When winter comes, and the golf is done, Rockledge Golf Course, in West Hartford, transforms into a series of walking trails open to the public.
It's been that way for the last 10 years, said Helen Rubino-Turco, West Hartford's director of leisure services and social services.
The idea, she said, was to use the open space, which has become rarer to find, when it isn't being used for anything else. Rockledge has three different marked trails of different lengths, one is 0.6 miles, another is 1.6 miles, and the longest is 2.2 miles.
"We wanted to open it up to the community," Rubino-Turco said about the town-owned golf course. "We want them to enjoy the trails. This is another way of opening a green park to the community. The people in the neighborhood love it."
This is all part of a national initiative that Rubino-Turco said she and her department believe in.
"It's the 10 minute walk idea," Rubino-Turco said. "Everyone should be a 10 minute walk from a park. Our town was designed around neighborhood parks. When you think about Wolcott Park or Fernridge Park, there's a community that lives within a five minute walk or a 10 minute walk from that park."
Rubino-Turco said she loves seeing communities take stewardship over their parks.
"We want to encourage people that live close to a park to develop a sense of stewardship over their local park," she said. "We've been very successful with Fernridge Park, because there's a neighborhood group called Friends of Fernridge Park. They created a nonprofit and they advocate for their park. They raise money for their park. That's what stewardship is all about. These things bring value to our town."
The trails at Rockledge get plowed a day or two after snow storms, but before they get to that, Rubino-Turco said it's common to see people snowshoeing and skiing on the trails, something they encourage.
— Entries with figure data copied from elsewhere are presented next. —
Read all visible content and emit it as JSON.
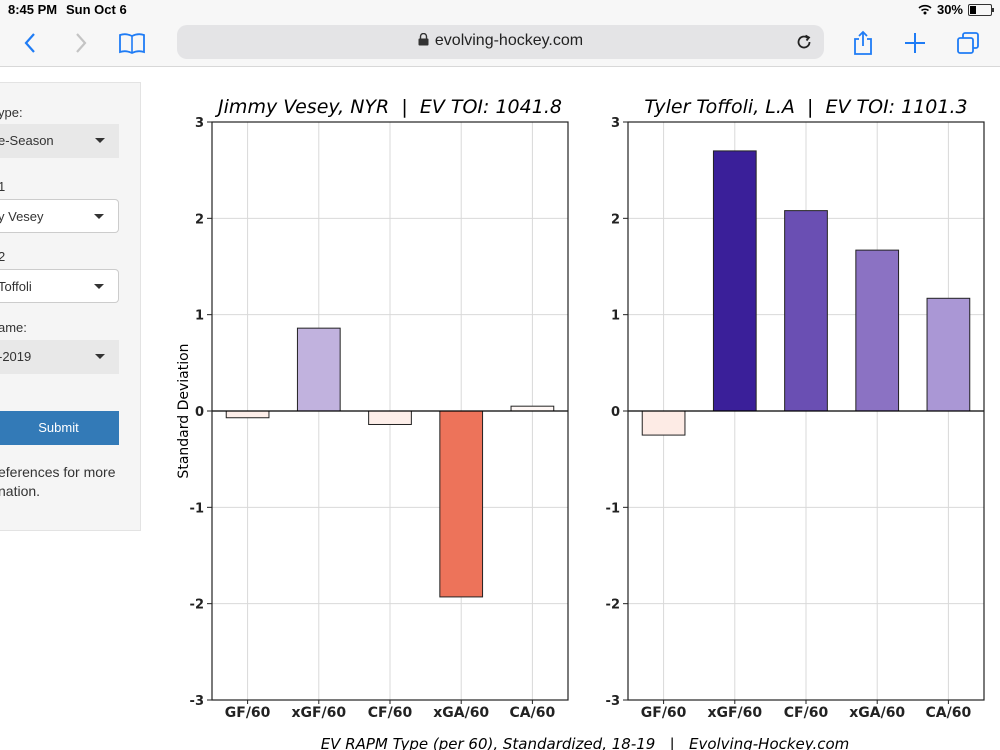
{
  "status_bar": {
    "time": "8:45 PM",
    "date": "Sun Oct 6",
    "battery": "30%",
    "battery_level": 0.3
  },
  "browser": {
    "url": "evolving-hockey.com"
  },
  "sidebar": {
    "label_type": "ype:",
    "type_value": "e-Season",
    "label_p1": "1",
    "player1_value": "y Vesey",
    "label_p2": "2",
    "player2_value": " Toffoli",
    "label_game": "ame:",
    "season_value": "-2019",
    "submit_label": "Submit",
    "help_text": "eferences for more\nnation."
  },
  "chart_data": [
    {
      "type": "bar",
      "title": "Jimmy Vesey, NYR  |  EV TOI: 1041.8",
      "ylabel": "Standard Deviation",
      "ylim": [
        -3,
        3
      ],
      "yticks": [
        -3,
        -2,
        -1,
        0,
        1,
        2,
        3
      ],
      "grid": true,
      "categories": [
        "GF/60",
        "xGF/60",
        "CF/60",
        "xGA/60",
        "CA/60"
      ],
      "values": [
        -0.07,
        0.86,
        -0.14,
        -1.93,
        0.05
      ],
      "colors": [
        "#fdeee9",
        "#c1b2de",
        "#fdeee9",
        "#ed735a",
        "#fff8f6"
      ]
    },
    {
      "type": "bar",
      "title": "Tyler Toffoli, L.A  |  EV TOI: 1101.3",
      "ylabel": "",
      "ylim": [
        -3,
        3
      ],
      "yticks": [
        -3,
        -2,
        -1,
        0,
        1,
        2,
        3
      ],
      "grid": true,
      "categories": [
        "GF/60",
        "xGF/60",
        "CF/60",
        "xGA/60",
        "CA/60"
      ],
      "values": [
        -0.25,
        2.7,
        2.08,
        1.67,
        1.17
      ],
      "colors": [
        "#fdebe5",
        "#3a1f99",
        "#6a4fb3",
        "#8b72c3",
        "#aa97d5"
      ]
    }
  ],
  "caption": "EV RAPM Type (per 60), Standardized, 18-19   |   Evolving-Hockey.com"
}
One of her favorite parts is all the wildlife that calls the park home. The only wildlife they don't want are geese, and people walking their dogs can help keep them away, reducing the damage geese can do, she said.
"There is a lot of wildlife in this park," she said. "That includes a fox, a coyote, and a bobcat. Obviously, there are also hawks. There are a lot of birds here too."
Rubino-Turco said her department has worked on enhancing the experience over the years. There's more signage, better trails, and map guides available.
"We've added a number of amenities this year, such as dog stations for bags for cleaning up after your dogs," Rubino-Turco. "And last year, we worked with the West Hartford Garden Club to do tree identification. The trees are marked. That's a nice kind of community partnership we did with them."